A pox on both their houses, I believe these truths to be self evident:

  1. Obamacare, the Affordable Care Act (ACA) is a train wreck, not well conceived and a disaster about to unfold.
  2. It will never be repealed, nor denied funding, and the Republican knuckleheads will continue to lose by trying.  The worst part is if they even succeeded they have never offered a viable alternative.
  3. The ACA was misnamed and will not be affordable.  We are getting escalating healthcare costs, higher taxes, increased premiums and a continuing stagnant economy.
  4. It is absolutely necessary for the ACA to be reformed, not repealed and the Republicans have no clue on how to make it workable.
  5. There are too many waivers to ACA for big businesses and favorite friends, except the unions, interestingly enough, who were big supporters.  They’re now fighting it tooth and nail.
  6. The income of America’s workers will continue to stagnate as employers are making more and more workers part-time, with no benefits.
  7. Contrary to what you were promised if you join one of the new state exchanges, you may not be able to keep your favorite doctor(s) or hospital.
  8. The Obama eggheads who naively conceived the ACA don’t care how bad it is because they just want it to be a good step to a single-payer, government-run health system.  Like it or not, that’s where we’re headed.  You might as well get used to it.

David Frum, a CNN contributor and former speech writer for George W. Bush, recently said:

“We’re headed to a battle inside Congress that will pose its own grave threat to the U.S. and world economy.

“The most conservative Republicans n Congress are threatening to force default on the nation’s obligations unless the president agrees to defund Obamacare.  Less conservative Republicans prefer a milder version of the threat: not default, but merely shutting down the government.

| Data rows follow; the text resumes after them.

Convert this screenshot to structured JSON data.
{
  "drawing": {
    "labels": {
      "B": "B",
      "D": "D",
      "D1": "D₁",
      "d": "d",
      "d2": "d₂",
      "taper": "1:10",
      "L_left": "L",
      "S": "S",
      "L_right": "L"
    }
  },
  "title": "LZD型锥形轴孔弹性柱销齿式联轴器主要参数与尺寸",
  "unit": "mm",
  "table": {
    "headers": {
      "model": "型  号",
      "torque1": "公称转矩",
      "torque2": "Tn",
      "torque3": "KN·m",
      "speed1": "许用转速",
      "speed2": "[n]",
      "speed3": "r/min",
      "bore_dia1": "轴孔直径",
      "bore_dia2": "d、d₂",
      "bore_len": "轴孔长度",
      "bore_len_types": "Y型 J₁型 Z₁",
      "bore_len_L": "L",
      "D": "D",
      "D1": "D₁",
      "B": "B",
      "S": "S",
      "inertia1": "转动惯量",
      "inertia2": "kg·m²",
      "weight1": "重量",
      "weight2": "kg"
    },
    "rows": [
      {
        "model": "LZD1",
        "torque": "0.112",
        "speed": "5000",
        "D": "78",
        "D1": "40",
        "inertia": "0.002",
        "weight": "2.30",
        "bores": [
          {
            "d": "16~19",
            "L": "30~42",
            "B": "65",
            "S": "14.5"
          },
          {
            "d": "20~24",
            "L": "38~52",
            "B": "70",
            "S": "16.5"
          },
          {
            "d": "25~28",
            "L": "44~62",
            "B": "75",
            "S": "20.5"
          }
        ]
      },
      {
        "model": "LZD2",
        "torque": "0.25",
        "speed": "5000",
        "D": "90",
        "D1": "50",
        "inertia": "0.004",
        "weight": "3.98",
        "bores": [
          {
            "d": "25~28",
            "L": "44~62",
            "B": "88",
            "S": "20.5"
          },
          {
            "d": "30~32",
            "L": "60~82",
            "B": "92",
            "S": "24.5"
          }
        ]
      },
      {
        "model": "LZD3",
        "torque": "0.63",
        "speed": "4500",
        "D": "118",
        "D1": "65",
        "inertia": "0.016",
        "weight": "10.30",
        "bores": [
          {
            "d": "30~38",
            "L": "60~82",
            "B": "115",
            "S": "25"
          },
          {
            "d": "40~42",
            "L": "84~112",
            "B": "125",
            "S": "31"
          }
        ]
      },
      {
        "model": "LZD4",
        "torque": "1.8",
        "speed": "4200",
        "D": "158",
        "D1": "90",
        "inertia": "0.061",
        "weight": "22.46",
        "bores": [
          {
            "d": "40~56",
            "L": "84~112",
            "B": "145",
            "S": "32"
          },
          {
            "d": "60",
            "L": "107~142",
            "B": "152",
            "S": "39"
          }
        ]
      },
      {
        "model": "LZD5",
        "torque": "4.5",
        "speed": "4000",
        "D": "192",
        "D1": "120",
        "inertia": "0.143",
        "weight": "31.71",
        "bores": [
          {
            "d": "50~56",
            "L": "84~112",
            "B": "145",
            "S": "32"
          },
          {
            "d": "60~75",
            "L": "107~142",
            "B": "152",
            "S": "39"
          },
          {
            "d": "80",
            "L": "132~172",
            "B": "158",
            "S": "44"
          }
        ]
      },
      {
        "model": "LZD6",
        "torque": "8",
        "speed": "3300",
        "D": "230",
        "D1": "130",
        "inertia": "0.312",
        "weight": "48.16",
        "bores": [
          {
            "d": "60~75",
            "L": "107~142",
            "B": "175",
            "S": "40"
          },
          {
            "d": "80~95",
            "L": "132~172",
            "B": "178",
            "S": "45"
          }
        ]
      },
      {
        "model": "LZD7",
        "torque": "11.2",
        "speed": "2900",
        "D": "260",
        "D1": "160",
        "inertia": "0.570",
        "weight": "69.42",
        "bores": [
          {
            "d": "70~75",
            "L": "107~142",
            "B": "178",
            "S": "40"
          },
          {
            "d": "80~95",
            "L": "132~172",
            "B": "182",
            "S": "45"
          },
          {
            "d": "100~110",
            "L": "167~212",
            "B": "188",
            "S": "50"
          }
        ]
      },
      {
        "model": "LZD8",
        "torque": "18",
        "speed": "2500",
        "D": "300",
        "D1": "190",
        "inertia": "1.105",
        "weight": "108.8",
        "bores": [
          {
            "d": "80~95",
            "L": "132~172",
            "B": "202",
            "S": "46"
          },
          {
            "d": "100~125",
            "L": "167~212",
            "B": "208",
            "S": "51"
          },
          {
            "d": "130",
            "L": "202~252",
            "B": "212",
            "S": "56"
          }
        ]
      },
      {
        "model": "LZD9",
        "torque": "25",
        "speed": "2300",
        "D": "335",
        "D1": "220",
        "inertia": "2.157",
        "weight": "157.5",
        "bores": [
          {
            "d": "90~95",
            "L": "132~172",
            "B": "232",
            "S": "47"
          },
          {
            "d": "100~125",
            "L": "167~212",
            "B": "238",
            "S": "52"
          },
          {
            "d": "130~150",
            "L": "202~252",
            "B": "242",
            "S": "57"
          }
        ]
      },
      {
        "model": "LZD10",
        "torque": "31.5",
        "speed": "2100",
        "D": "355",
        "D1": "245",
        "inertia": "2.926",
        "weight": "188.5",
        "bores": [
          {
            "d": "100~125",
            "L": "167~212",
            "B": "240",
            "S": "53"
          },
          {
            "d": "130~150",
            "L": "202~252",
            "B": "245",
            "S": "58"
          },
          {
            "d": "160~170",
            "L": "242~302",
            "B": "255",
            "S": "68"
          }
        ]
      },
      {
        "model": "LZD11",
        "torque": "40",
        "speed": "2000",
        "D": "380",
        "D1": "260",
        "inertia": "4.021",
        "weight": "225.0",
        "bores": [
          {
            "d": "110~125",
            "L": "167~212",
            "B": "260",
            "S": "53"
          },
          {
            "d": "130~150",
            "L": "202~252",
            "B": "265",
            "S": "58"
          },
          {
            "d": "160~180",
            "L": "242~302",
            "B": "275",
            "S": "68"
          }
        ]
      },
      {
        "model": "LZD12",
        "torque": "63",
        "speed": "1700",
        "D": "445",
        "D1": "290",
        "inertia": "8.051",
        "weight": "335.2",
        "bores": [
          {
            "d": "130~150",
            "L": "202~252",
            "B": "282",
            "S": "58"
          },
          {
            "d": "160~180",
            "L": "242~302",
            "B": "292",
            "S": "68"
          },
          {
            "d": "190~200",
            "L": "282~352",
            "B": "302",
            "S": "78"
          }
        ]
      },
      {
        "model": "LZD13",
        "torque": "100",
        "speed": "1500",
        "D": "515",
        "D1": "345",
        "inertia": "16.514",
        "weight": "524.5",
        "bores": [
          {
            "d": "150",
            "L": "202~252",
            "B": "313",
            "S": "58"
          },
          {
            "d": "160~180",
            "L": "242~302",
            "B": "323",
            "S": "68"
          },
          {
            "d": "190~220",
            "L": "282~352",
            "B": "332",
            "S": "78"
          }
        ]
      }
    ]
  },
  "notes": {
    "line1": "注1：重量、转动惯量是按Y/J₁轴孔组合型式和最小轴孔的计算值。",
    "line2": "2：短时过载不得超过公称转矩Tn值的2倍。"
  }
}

“Either way, the country plunges into crisis – a crisis Republicans will eventually lose, as they have lost every previous round of this same game.

“It’s way past time for Republicans to find a better way.  These doomed all-or-nothing battles over Obamacare perversely strengthen President Obama.  As Republicans exhaust themselves in grand debates, Obamacare fastens itself ever more tightly upon the country and the states.  Obamacare offers large benefits to many Americans, and benefits once extended are very difficult to remove.  That should have been the lesson of 2012, and unless Republicans get wiser, it’ll be the repeat lesson of 2016.

“These are real-world political tradeoffs.  They are less exciting than the grand drama of repeal-or-bust.  But repeal-or-bust is much more likely to produce a bust than a repeal.  More productive is the challenge of reforming Obamacare so that the nation can live with its costs – and so that all equitably shoulder their share of its burdens.”